Obstetric Forceps
Designing Safer, Measurable Traction for Obstetric Forceps
Impact: xxxxx
Brief
To help obstetrician Alex Oboh solve a critical safety gap in forceps-assisted delivery: there was no way to measure traction (pull) force in real time, and no data-backed guidance on what “safe” looks like during a high-pressure birth.
Services
Clinical & user research, Concept Development, Prototyping, Engineering, CAD, Design for Manufacture (DFM), IP support.
Deliverables
Clinical & user research, Concept Development, Prototyping, Engineering, CAD, Design for Manufacture (DFM), IP support.





“The Pd-m team worked really closely with us and were an integral part of the project team. They really understood the brief and what the product needed to do, producing a design that allowed us to file both design right and patent applications. We have subsequently licensed the IP to a medical device company for manufacture and the work that Pd-m did has certainly shortened their development timescales.”
Case Study
From the start, this was a project where safety came first. Obstetric forceps have barely changed since 1752, and in the delivery room there’s still no way to know exactly when to stop pulling.
Working with Medipex, Hull and East Yorkshire NHS Trust, and obstetrician Alex Oboh, we set out to do two things: gather the evidence on safe traction, and turn that knowledge into a product that could help clinicians apply it in real time.
Finding the Safe Limits
The challenge was that there is no agreed data on “how much force is enough.” So we started with hands-on anatomical studies using mannequins, measuring and analysing the pull needed in different scenarios. This gave us clear force ranges, the level of accuracy required, and what kind of signals clinicians would need to see or feel in the moment.
Prototyping and Refining
With those numbers in place, we began building and testing prototypes. We explored:
Different ways to measure force, from mechanical gauges to built-in sensors.
Materials that were strong, easy to clean, and comfortable to grip with gloves.
Simple, clear feedback that wouldn’t distract or overload the user.
Designs that would fit smoothly into existing workflows without slowing anyone down.

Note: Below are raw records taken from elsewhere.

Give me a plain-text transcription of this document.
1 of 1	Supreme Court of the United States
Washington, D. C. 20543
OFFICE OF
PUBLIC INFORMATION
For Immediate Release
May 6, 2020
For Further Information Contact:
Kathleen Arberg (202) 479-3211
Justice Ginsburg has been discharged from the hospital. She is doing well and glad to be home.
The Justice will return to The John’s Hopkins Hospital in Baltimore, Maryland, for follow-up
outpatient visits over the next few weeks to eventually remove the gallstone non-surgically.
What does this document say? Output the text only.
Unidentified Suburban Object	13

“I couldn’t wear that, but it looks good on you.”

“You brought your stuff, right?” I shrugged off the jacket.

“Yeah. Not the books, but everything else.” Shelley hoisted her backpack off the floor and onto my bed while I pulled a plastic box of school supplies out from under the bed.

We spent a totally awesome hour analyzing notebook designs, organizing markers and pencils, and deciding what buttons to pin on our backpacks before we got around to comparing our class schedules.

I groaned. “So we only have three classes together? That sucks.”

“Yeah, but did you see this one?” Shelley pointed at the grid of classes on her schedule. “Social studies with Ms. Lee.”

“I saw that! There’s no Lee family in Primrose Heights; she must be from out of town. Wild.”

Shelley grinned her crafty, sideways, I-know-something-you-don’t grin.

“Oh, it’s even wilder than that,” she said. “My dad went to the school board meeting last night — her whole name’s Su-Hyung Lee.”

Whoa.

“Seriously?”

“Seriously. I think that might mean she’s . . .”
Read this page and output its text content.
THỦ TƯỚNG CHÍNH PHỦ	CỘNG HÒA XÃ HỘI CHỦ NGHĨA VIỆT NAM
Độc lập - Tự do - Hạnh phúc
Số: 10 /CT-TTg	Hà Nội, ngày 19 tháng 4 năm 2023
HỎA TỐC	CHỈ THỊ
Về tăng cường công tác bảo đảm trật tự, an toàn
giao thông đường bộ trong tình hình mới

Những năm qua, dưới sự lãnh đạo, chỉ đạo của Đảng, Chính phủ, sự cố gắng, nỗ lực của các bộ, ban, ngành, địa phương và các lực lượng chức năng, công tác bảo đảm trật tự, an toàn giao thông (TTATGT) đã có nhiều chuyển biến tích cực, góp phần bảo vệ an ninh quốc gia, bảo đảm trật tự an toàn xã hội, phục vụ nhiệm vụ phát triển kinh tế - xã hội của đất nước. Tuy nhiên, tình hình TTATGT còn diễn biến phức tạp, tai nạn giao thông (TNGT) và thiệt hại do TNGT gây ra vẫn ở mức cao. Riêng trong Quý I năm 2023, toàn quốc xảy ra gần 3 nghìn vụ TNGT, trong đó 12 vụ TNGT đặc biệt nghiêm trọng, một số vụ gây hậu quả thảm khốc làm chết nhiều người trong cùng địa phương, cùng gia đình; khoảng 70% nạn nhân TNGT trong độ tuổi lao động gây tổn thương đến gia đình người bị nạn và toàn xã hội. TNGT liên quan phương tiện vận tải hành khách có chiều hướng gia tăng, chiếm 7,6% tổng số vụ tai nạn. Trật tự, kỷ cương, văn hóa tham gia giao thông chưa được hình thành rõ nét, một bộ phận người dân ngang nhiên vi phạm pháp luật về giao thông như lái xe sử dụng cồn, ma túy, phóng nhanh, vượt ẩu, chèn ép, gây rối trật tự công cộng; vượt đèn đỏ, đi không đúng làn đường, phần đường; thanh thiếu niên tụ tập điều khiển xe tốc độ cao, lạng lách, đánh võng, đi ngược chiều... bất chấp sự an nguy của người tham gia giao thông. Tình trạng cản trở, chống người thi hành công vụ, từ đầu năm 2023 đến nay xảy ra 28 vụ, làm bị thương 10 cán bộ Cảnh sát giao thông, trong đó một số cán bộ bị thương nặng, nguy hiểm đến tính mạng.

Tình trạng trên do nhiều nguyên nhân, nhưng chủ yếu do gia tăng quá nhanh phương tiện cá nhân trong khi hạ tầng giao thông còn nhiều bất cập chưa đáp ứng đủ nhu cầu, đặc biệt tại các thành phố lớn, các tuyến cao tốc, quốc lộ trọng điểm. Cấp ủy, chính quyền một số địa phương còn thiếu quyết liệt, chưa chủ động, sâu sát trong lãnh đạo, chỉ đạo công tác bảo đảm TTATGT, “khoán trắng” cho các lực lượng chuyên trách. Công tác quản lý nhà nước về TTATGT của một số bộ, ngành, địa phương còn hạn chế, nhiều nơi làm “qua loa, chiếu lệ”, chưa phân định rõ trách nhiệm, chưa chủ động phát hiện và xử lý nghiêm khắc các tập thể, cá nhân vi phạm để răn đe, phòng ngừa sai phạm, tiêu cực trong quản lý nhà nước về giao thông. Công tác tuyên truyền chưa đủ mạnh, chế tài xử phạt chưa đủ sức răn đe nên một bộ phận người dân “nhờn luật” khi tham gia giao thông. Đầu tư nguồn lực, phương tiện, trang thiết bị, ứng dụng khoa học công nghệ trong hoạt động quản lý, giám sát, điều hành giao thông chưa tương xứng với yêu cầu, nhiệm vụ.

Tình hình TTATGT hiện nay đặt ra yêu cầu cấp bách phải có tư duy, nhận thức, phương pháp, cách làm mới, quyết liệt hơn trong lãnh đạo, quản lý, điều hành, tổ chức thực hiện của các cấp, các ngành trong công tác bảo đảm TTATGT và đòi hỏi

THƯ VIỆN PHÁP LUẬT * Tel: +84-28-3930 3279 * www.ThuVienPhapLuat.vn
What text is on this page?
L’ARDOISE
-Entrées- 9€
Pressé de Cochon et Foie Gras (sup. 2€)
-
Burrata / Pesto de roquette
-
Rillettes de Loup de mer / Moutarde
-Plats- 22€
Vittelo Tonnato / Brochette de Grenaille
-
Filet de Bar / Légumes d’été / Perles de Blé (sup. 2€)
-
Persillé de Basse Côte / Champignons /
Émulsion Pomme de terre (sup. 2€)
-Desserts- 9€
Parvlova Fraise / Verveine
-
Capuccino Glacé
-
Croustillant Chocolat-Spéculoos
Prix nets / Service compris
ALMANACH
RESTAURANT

Every round of testing made the design more accurate, easier to use, and simpler to manufacture.
Ready for Manufacture
We designed the final product to be dependable, consistent, and straightforward to assemble. By involving suppliers early, we could choose the right materials and tolerances to keep costs down while keeping performance high.
The Result
The final design gives obstetricians a practical, theatre-ready tool that measures traction accurately — backed by real data and engineered to last. The work led to multiple medical device awards, a design right and patent application, and the product has since been licensed to a specialist manufacturer to bring it to market.